The early warning earthquake system called ShakeAlert which was requested from the USGS. With up to a minute electronic early warning from a quake on the San Andreas fault until the vibrations reach coastal cities, so much can be done to minimize the damage. Japan already has such a system. It can shut down trains and elevators. It can shut down gas feeds. In the San Francisco earthquake of 1906, many buildings survived, but burned down over the next days due to a continuing gas supply. Our water supply crosses the fault, and could be blocked before the system is damaged. Fire engines can be driven out of their garages. Freeways could be warned of shaking coming and slow traffic down. Industry can lock down and shut down sensitive manufacturing equipment. Many applications are not even apparent yet, but will grow with the system.
The early warning, along with tsunami monitoring and instant warning, are also useful along the Oregon and Washington Coast, where a subduction fault can cause tsunamis and stronger earthquakes than the San Andreas slip fault.
The cost is a relatively inexpensive tens of millions of dollars. So far, $23 million have been funded by the federal government. It will employ 40 to 50 people. It is less than the $135 million cost of an F35B fighter aircraft.
The current request is for $8.2 million and 10 positions.
The overall project will cost $38 million to build, and $16 million yearly.
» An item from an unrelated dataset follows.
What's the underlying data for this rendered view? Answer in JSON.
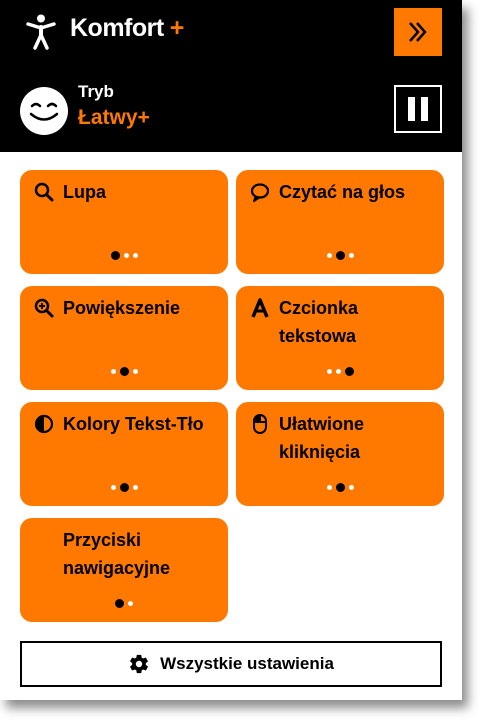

What if the Trump administration cuts all funding? California has a GDP of $2.46 trillion and is the 6th largest economy in the world. We have a $171 billion state budget. The cost of the system is 0.0015% of a single year’s GDP. The cost is a single time $1.00 cost per resident of California. On an upkeep basis yearly, the $16 million is 0.009% of our yearly budget. It is 42 cents per resident per year to upkeep the system. California, Washington, and Oregon should go it alone and control our own system!
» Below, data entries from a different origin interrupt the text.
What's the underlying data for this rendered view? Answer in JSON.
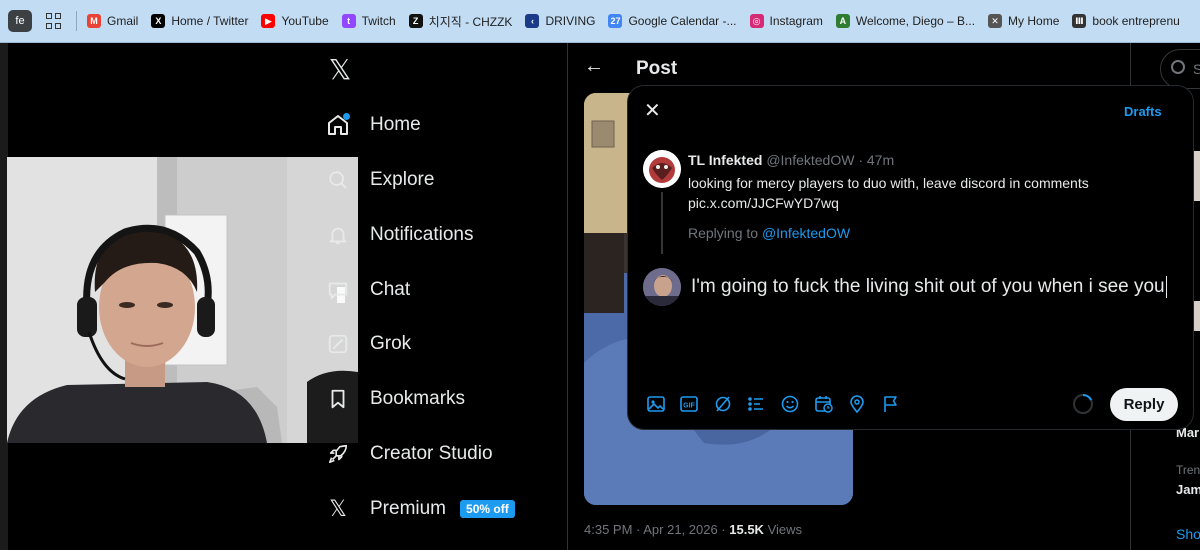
{
  "browser": {
    "profile_initials": "fe",
    "bookmarks": [
      {
        "label": "Gmail",
        "icon": "gmail-icon",
        "color": "#ea4335",
        "glyph": "M"
      },
      {
        "label": "Home / Twitter",
        "icon": "x-icon",
        "color": "#000000",
        "glyph": "X"
      },
      {
        "label": "YouTube",
        "icon": "youtube-icon",
        "color": "#ff0000",
        "glyph": "▶"
      },
      {
        "label": "Twitch",
        "icon": "twitch-icon",
        "color": "#9146ff",
        "glyph": "t"
      },
      {
        "label": "치지직 - CHZZK",
        "icon": "chzzk-icon",
        "color": "#111111",
        "glyph": "Z"
      },
      {
        "label": "DRIVING",
        "icon": "driving-icon",
        "color": "#1a3a8a",
        "glyph": "‹"
      },
      {
        "label": "Google Calendar -...",
        "icon": "calendar-icon",
        "color": "#4285f4",
        "glyph": "27"
      },
      {
        "label": "Instagram",
        "icon": "instagram-icon",
        "color": "#d62976",
        "glyph": "◎"
      },
      {
        "label": "Welcome, Diego – B...",
        "icon": "bb-icon",
        "color": "#2e7d32",
        "glyph": "A"
      },
      {
        "label": "My Home",
        "icon": "myhome-icon",
        "color": "#555555",
        "glyph": "✕"
      },
      {
        "label": "book entreprenu",
        "icon": "book-icon",
        "color": "#333333",
        "glyph": "Ⅲ"
      }
    ]
  },
  "nav": {
    "logo": "𝕏",
    "items": [
      {
        "label": "Home",
        "icon": "home-icon"
      },
      {
        "label": "Explore",
        "icon": "explore-icon"
      },
      {
        "label": "Notifications",
        "icon": "notifications-icon"
      },
      {
        "label": "Chat",
        "icon": "chat-icon"
      },
      {
        "label": "Grok",
        "icon": "grok-icon"
      },
      {
        "label": "Bookmarks",
        "icon": "bookmarks-icon"
      },
      {
        "label": "Creator Studio",
        "icon": "rocket-icon"
      },
      {
        "label": "Premium",
        "icon": "x-icon"
      }
    ],
    "premium_badge": "50% off"
  },
  "post": {
    "header_title": "Post",
    "time": "4:35 PM · Apr 21, 2026 · ",
    "views_count": "15.5K",
    "views_label": " Views"
  },
  "modal": {
    "drafts_label": "Drafts",
    "tweet": {
      "name": "TL Infekted",
      "handle": "@InfektedOW · 47m",
      "text_line1": "looking for mercy players to duo with, leave discord in comments",
      "text_line2": "pic.x.com/JJCFwYD7wq",
      "replying_prefix": "Replying to ",
      "replying_handle": "@InfektedOW"
    },
    "reply_text": "I'm going to fuck the living shit out of you when i see you",
    "toolbar_icons": [
      "image-icon",
      "gif-icon",
      "grok-icon",
      "poll-icon",
      "emoji-icon",
      "schedule-icon",
      "location-icon",
      "flag-icon"
    ],
    "reply_button": "Reply"
  },
  "right": {
    "search_placeholder": "S",
    "trend_label": "Tren",
    "items": [
      "Mar",
      "Jam",
      "Sho"
    ]
  },
  "colors": {
    "accent": "#1d9bf0",
    "background": "#000000",
    "border": "#2f3336",
    "muted": "#71767b"
  }
}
There is a monetary, real estate, and developer special interest in these cuts. They defund scientists to evaluate the need for better earthquake resistance regulations, and to upgrade standards to strengthen present buildings and structures. Our health and safety are much more important than these special interests, and all those administrators and legislators who swear to uphold the Constitution have to put us first.
There is also a program to study earthquakes in the Central and Eastern states. This would cover the earthquakes in Oklahoma caused by high pressure injection of fracking waste water in wells. Clearly, Harold Hamm of Oklahoma fracking, and a Trump energy advisor, would oppose such studies.
Politically, Washington, Oregon, and California each have two Democratic Senators. California has the largest House Congressional Delegation in the nation of 53 representatives, with 38 Democrats and 14 Republicans, with one vacancy. Oregon has 4 Democrats and 1 Republican. Washington has 6 Democrats and 4 Republicans. The question of earthquake safety should not be a partisan issue. Totally, we have 68 representatives, or 15.6% of the 435 House members.
Considering the massive damage that an earthquake can do, both from the local Newport fault moving a long distance up or down the coast, and the more distant but powerful San Andreas fault, the early warning system can ameliorate the damage and lives lost to our most serious threat, an earthquake.